What are the pitfalls of the 1mA constant current source shown below?

Thanks.

 

1. R2 is way too large, as it will only allow about 12 μA through ZD1; while ZD1 will "kinda-sorta" function as a Zener diode at that current, it won't be very stable or predictable. I'd make R2 about 1.2 kΩ which will give you about a mA of bias current for ZD1.

2. Since Vbe of a transistor has a negative temperature coefficient of about -2 mV/°C, there will be a small positive temperature coefficient to the 1 mA output current (800 nA/°C, roughly).

Other than those two things, I can't see anything that stands out unless you're out to achieve very high precision.

 

It only gives a couple of volts of compliance (voltage swing) on the load.

 

What are the pitfalls of the 1mA constant current source shown below?

Thanks.
View attachment 97930

See attachment for an example of how much the voltage across a Zener changes with current through it.

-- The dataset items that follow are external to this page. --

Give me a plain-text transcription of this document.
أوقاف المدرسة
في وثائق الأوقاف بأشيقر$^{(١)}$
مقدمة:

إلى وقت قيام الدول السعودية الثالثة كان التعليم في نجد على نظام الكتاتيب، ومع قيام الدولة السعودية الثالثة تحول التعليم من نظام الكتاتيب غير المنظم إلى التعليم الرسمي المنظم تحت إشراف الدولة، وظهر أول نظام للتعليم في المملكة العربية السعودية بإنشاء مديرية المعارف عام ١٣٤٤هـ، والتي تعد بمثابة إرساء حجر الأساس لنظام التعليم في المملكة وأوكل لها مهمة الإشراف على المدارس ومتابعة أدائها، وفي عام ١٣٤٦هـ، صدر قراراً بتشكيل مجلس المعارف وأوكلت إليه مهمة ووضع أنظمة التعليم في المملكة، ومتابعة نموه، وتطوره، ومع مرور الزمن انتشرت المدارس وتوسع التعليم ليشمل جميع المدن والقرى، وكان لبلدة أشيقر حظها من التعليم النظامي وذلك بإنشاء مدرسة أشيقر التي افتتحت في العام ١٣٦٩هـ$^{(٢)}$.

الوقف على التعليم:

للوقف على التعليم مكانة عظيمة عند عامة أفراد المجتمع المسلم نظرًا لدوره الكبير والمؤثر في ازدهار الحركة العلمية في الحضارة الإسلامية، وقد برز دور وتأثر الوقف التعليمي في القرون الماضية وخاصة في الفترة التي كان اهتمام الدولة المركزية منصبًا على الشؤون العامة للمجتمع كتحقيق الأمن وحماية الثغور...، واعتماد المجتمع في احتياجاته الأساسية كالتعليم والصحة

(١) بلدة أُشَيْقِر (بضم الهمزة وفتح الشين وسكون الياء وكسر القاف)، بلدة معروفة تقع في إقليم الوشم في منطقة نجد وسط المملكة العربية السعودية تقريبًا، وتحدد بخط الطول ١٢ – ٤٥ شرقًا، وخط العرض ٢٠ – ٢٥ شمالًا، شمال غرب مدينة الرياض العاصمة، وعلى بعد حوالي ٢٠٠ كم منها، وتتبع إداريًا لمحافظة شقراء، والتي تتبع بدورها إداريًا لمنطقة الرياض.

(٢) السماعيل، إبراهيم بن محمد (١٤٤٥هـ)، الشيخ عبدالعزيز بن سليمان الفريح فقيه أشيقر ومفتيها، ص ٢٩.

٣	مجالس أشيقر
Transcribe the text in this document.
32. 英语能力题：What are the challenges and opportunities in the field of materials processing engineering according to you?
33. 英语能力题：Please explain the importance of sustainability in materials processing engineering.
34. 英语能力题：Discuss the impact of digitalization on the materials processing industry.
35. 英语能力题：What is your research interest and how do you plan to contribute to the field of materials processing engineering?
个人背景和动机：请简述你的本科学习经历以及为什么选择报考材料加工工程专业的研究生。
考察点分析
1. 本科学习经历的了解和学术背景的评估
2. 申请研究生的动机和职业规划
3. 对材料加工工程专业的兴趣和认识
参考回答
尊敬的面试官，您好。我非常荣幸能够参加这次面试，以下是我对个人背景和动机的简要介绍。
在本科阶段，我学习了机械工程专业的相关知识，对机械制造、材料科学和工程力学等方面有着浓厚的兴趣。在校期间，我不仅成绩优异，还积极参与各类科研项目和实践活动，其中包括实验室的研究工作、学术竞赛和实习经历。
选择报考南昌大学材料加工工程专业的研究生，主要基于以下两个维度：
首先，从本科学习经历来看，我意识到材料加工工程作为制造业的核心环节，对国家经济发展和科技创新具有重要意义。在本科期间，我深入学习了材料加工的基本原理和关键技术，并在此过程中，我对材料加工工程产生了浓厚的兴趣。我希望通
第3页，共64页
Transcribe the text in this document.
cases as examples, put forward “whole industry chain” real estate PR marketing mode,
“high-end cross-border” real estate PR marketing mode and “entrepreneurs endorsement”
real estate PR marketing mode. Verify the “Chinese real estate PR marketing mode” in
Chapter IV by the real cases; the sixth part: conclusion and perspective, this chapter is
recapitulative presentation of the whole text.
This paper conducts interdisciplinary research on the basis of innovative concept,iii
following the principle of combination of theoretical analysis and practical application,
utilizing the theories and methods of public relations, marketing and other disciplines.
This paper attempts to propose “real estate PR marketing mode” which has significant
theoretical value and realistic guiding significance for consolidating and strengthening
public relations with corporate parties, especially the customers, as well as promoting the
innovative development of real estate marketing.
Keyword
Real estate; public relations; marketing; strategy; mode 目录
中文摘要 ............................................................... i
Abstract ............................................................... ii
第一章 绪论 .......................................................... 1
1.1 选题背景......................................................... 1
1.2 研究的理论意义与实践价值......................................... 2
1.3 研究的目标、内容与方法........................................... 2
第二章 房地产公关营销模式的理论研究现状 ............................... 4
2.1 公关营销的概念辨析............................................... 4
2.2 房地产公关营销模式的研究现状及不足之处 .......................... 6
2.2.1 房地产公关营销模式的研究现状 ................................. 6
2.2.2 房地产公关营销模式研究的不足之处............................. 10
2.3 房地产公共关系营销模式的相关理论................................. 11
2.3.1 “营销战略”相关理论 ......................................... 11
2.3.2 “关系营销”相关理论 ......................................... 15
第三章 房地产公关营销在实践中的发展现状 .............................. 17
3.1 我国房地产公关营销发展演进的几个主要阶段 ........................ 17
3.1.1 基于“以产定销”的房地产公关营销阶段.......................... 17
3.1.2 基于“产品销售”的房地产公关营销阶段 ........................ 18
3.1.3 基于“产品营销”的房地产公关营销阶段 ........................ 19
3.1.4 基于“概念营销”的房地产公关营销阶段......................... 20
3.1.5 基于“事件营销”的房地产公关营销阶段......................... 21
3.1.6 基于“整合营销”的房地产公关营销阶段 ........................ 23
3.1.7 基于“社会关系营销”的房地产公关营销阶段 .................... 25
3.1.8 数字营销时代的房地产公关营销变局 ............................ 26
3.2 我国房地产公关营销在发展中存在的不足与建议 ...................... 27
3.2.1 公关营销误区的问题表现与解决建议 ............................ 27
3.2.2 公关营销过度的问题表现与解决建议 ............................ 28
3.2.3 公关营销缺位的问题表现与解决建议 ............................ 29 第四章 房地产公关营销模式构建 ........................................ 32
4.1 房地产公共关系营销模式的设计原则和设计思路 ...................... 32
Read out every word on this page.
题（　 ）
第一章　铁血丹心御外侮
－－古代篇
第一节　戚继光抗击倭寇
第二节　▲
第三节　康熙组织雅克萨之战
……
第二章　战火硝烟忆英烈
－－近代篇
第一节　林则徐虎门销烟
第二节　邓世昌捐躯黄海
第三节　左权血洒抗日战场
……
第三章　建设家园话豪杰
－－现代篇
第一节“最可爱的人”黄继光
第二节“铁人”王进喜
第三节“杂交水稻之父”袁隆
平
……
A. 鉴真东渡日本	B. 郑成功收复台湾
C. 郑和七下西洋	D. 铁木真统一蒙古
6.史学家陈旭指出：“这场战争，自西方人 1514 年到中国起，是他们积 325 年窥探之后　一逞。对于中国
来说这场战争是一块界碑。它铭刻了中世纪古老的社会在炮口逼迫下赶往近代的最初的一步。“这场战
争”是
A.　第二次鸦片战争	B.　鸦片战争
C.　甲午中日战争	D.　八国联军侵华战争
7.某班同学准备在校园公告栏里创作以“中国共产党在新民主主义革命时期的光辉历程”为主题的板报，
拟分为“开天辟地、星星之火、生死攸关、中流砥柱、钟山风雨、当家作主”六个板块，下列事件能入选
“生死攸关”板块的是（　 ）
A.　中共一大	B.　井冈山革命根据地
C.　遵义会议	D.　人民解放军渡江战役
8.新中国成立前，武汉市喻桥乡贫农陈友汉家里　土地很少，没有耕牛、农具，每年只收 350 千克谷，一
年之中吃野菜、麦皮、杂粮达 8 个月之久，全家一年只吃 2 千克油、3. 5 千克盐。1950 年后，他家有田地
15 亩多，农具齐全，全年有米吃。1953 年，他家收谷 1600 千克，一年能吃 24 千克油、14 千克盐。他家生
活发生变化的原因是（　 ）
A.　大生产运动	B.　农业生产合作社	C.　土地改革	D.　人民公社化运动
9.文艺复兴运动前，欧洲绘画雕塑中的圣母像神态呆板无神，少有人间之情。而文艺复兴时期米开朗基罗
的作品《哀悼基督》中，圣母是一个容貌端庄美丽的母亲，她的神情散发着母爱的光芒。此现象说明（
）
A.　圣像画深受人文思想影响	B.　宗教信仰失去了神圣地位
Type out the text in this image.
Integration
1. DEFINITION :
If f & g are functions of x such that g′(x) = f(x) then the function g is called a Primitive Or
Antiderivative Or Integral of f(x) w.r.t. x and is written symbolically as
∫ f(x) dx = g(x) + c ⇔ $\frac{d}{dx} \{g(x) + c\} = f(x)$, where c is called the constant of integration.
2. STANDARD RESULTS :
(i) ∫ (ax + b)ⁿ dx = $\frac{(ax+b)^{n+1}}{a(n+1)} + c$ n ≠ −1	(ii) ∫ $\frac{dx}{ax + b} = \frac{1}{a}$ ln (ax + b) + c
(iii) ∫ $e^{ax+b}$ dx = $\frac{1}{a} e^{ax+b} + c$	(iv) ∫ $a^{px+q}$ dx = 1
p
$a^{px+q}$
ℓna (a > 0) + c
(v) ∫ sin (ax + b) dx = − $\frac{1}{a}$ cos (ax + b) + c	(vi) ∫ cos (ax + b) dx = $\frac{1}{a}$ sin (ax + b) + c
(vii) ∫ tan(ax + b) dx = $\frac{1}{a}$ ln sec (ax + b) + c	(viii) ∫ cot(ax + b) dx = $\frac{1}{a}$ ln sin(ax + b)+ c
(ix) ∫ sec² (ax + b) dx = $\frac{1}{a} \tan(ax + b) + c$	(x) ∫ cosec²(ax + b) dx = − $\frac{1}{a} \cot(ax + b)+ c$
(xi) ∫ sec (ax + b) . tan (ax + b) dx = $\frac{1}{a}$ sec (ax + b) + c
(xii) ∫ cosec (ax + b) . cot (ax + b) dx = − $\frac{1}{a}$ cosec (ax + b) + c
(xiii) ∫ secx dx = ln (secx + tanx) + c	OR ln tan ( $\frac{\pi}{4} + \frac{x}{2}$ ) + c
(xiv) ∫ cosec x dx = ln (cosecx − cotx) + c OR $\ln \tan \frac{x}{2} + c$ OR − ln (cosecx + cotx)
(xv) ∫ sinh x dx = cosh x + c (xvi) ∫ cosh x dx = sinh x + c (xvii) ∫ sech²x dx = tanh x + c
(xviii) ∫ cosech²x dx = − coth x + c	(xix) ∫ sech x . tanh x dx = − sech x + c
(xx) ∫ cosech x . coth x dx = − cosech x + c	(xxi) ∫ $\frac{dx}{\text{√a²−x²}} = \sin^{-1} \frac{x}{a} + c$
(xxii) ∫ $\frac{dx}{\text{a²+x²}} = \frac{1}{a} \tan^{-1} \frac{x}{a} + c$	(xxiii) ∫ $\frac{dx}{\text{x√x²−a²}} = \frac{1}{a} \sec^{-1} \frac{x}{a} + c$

At that low a current you may only get about half the rated voltage. So about 0.5 mA out and only about 1 Volt (?).

 

You might consider a constant-current diode.

 

You might consider a constant-current diode.

Wow... I didn't even know those existed. Kind of expensive, though, at $2.28 a pop.

 

You might consider a constant-current diode.

Current regulator diodes are J-FET's with the gate tied to the source. Because of this the minimum voltage allowed across the "diode" is the gate-source threshold voltage of the FET. The 1ma diode in the link looks like it needs around 3 to 4 volts minimum.

 

Look at my Blog.

http://forum.allaboutcircuits.com/blog/low-temperature-drift-jfet-constant-current-circuit.579/

2N4416, page 4, second graph down on the right Id/Vds
That one runs a zero temp comp point at about 800 ua
It won't drift a lot if you fudge it to 1 ma or you might change your other circuit to run at 800 ua.

 

Wow... I didn't even know those existed. Kind of expensive, though, at $2.28 a pop.

And for that money you get a very inaccurate current. The 1ma diode in the link can vary between 0.88 and 1.32 ma!

 

What are the pitfalls of the 1mA constant current source shown below?

As previously noted, the zener current is too low for the zener to regulate voltage.

What are the requirements? Will supply voltage vary? Do you require temperature stability? Do you need exactly 1mA? How much headroom do you need? ...

 

Fair enough. Just thought I'd throw it out.

 

Fair enough. Just thought I'd throw it out.

Glad that you did. You just hit a sensitive spot with me.

I was frustrated when I wanted accuracy and compliance that current regulator diodes could not deliver. But that's how we learn.

 

But that's how we learn

Don't we all? ... and there are no shortcuts!

 

You can use a TL431 voltage reference to make a fairly low-cost and stable current sink as shown here (Figure 14).
Unfortunately there's no easy way to make it into a high-side current source to a grounded load.

 

See

 

Another approach you might consider is a simple current mirror, as in the attached. R1 sets the output current, while emitter ballast resistors R2 and R3 mitigate the effects of any Vbe mismatch between Q1 and Q2. Assuming the +4.5V supply doesn't vary, output current will be constant within a couple percent over a load voltage range of 0V up to within a couple of hundred millivolts of the supply voltage.

 

Lots of good suggestions. Thanks to all for the input.

 

Maybe not what you have in mind.

I played with several variations. This is one, bipolar, from the Walt Jung's book, with buffered Vsens.

Sure it must be simplified and could be to a high degree. The unconnected resistor is there to play with two ranges of input signal. Worked OK. Sensible to spikes in Vdd. Solved with good filtering.



/EDIT to add:

Load is R31 which for tests I made 4 Ohms.

EDIT/

 

If supply voltage will vary, you could combine the TL431 reference from @crutschow with the current mirror from @OBW0549; replacing the ballast resistors and 2 transistors with a dual transistor that would give better matching.